Researchers at the University of Sheffield and Boston's Children Hospital, Harvard Medical School have created a robot that can be implanted into the body to aid the treatment of oesophageal atresia, a rare birth defect that affects a baby's oesophagus.
Dr Dana Damian from the Department of Automatic Control and Systems Engineering at the University of Sheffield and her team from Boston Children's Hospital have created the revolutionary prototype robotic implant which encourages tissue growth in babies.
The robot is a small device which is attached to the oesophagus by two rings. An incorporated motor then stimulates the cells by gently pulling the tissue. Using two types of sensors - one to measure the tension in the tissue and another to measure tissue displacement - the robot monitors and applies tissue traction depending on the tissue properties.

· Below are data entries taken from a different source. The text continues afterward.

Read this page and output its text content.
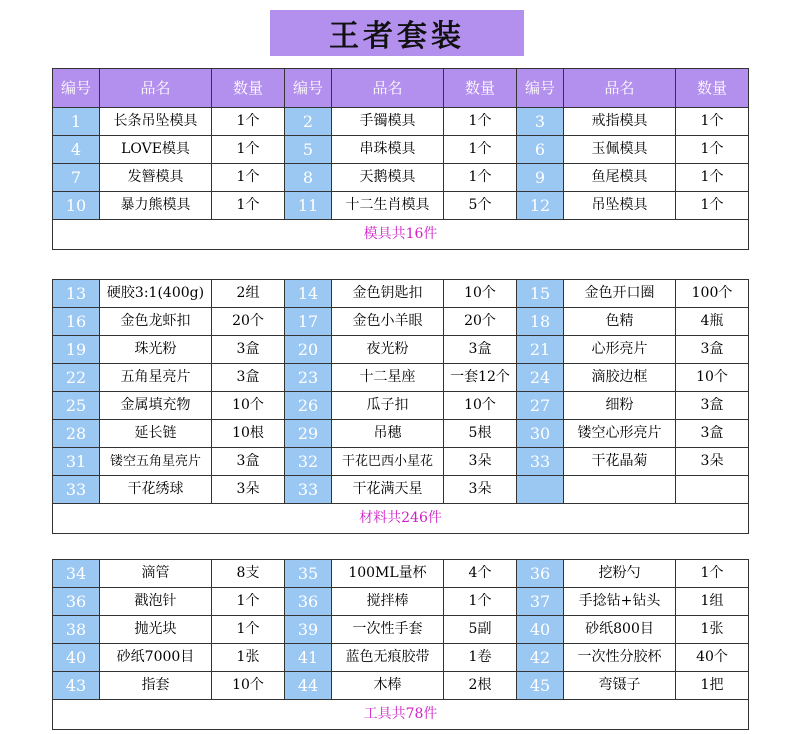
王者套装
编号	品名	数量	编号	品名	数量	编号	品名	数量
1	长条吊坠模具	1个	2	手镯模具	1个	3	戒指模具	1个
4	LOVE模具	1个	5	串珠模具	1个	6	玉佩模具	1个
7	发簪模具	1个	8	天鹅模具	1个	9	鱼尾模具	1个
10	暴力熊模具	1个	11	十二生肖模具	5个	12	吊坠模具	1个
模具共16件								
13	硬胶3:1(400g)	2组	14	金色钥匙扣	10个	15	金色开口圈	100个
16	金色龙虾扣	20个	17	金色小羊眼	20个	18	色精	4瓶
19	珠光粉	3盒	20	夜光粉	3盒	21	心形亮片	3盒
22	五角星亮片	3盒	23	十二星座	一套12个	24	滴胶边框	10个
25	金属填充物	10个	26	瓜子扣	10个	27	细粉	3盒
28	延长链	10根	29	吊穗	5根	30	镂空心形亮片	3盒
31	镂空五角星亮片	3盒	32	干花巴西小星花	3朵	33	干花晶菊	3朵
33	干花绣球	3朵	33	干花满天星	3朵			
材料共246件								
34	滴管	8支	35	100ML量杯	4个	36	挖粉勺	1个
36	戳泡针	1个	36	搅拌棒	1个	37	手捻钻+钻头	1组
38	抛光块	1个	39	一次性手套	5副	40	砂纸800目	1张
40	砂纸7000目	1张	41	蓝色无痕胶带	1卷	42	一次性分胶杯	40个
43	指套	10个	44	木棒	2根	45	弯镊子	1把
工具共78件								
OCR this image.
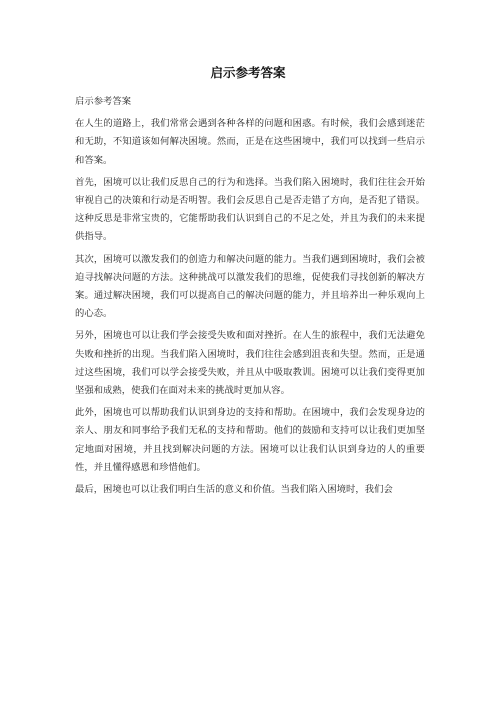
启示参考答案

启示参考答案

在人生的道路上，我们常常会遇到各种各样的问题和困惑。有时候，我们会感到迷茫和无助，不知道该如何解决困境。然而，正是在这些困境中，我们可以找到一些启示和答案。

首先，困境可以让我们反思自己的行为和选择。当我们陷入困境时，我们往往会开始审视自己的决策和行动是否明智。我们会反思自己是否走错了方向，是否犯了错误。这种反思是非常宝贵的，它能帮助我们认识到自己的不足之处，并且为我们的未来提供指导。

其次，困境可以激发我们的创造力和解决问题的能力。当我们遇到困境时，我们会被迫寻找解决问题的方法。这种挑战可以激发我们的思维，促使我们寻找创新的解决方案。通过解决困境，我们可以提高自己的解决问题的能力，并且培养出一种乐观向上的心态。

另外，困境也可以让我们学会接受失败和面对挫折。在人生的旅程中，我们无法避免失败和挫折的出现。当我们陷入困境时，我们往往会感到沮丧和失望。然而，正是通过这些困境，我们可以学会接受失败，并且从中吸取教训。困境可以让我们变得更加坚强和成熟，使我们在面对未来的挑战时更加从容。

此外，困境也可以帮助我们认识到身边的支持和帮助。在困境中，我们会发现身边的亲人、朋友和同事给予我们无私的支持和帮助。他们的鼓励和支持可以让我们更加坚定地面对困境，并且找到解决问题的方法。困境可以让我们认识到身边的人的重要性，并且懂得感恩和珍惜他们。

最后，困境也可以让我们明白生活的意义和价值。当我们陷入困境时，我们会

The robot's function is inspired by the Foker technique of correcting the oesophageal atresia which involves manually pulling the tissue slowly using sutures over a period of time.
Dr Dana Damian says, "Doctors have been performing the Foker procedure as they realised that tissue lengthening can be achieved by pulling on the tissue. However, it is unknown how much force should be applied to produce tissue lengthening. Although the technique is one of the best standards, sometimes the sutures surgeons attach to the oesophagus can tear which can result in repetitive surgeries or scar tissue can form that can cause problems for the patient in the future.
"The robot we developed addresses this issue because it measures the force being applied and can be adapted at anytime throughout the treatment. With it being implanted in the patient, it means they have, in effect, a doctor by their side all the time, monitoring them and changing their treatment when needed."
Oesophageal atresia is a rare genetic disease which affects about one in 4,000 babies born in the US and Europe. It occurs when the upper and lower parts of the oesophagus don't connect, which means food can't reach the stomach. Some of these cases are characterised by a gap between three and 10cm between the oesophageal stubs, called long gap oesophageal atresia.
The treatment of these cases using Foker technique can start as early as three months old and can take months. Usually, the patient is sedated during the treatment to ensure the sutures in place do not tear.
The study suggests that with this robot, babies would be free to move around and be allowed to interact with their parents while undergoing treatment, taking away some of the stress from both parties.
The implant is powered by a control unit, which remains outside of the body, attached to a vest. This means that doctors can monitor the patient without impacting on the baby's routine.
Dr Damian says, "The biggest challenge we faced was to design a robot that works in a technology-hostile environment, and to develop a robust physiologically-relevant interaction with the tissue that promotes its growth when there are so many unknowns about the underlying mechanisms. The robot we designed had to be soft and durable, air and water impermeable, abrasion resistant, non-corrosive and be able to be implanted for long term treatment.
"This is the first step in adaptive regenerative-based treatments of tissues. We have made a device that can provide long-term control of the tissue growth using on-board medical expertise. We further want to look at other tubular tissues, such as the intestine and the vascular system, to see if this sort of technology can be used to help with other conditions, such as Short Bowel Syndrome."
Tissue growth has been an issue in the bioengineering field for many years, however this research is a stepping stone to understanding how mechanical stimulation at the tissue level helps the cells multiply and how doctors can stimulate cells to grow using intuitive tools.
The research has shown cells will multiply in response to being pulled rather than stretching out of shape or scarring. Using the robot's monitoring and control abilities, the treatment can be changed to suit the patient and to optimise the cells' growth.
Professor Sheila MacNeil, Professor of Tissue Engineering in the Department of Materials Science and Engineering at the University of Sheffield, says "Increasing knowledge of how tissues respond to mechanical strain with the production of new tissue has been needed for a long while.
Doctors and researchers understand that tissues will normally grow in response to traction forces, for example this occurs naturally during pregnancy as the growing baby increases the pressure inside the mother, the abdominal wall and skin increase in area to relieve the tension generated from stretching these tissues.
Plastic-surgeons have copied this trick by placing an inflatable balloon under the skin and inflating it over a period of weeks to expand skin and they then use this "extra skin" for reconstructive surgery for the patient.
"The development of this robotic implant is a breakthrough in applying the knowledge that tissues respond to strain with the production of new tissue in a practical and clinically useful manner."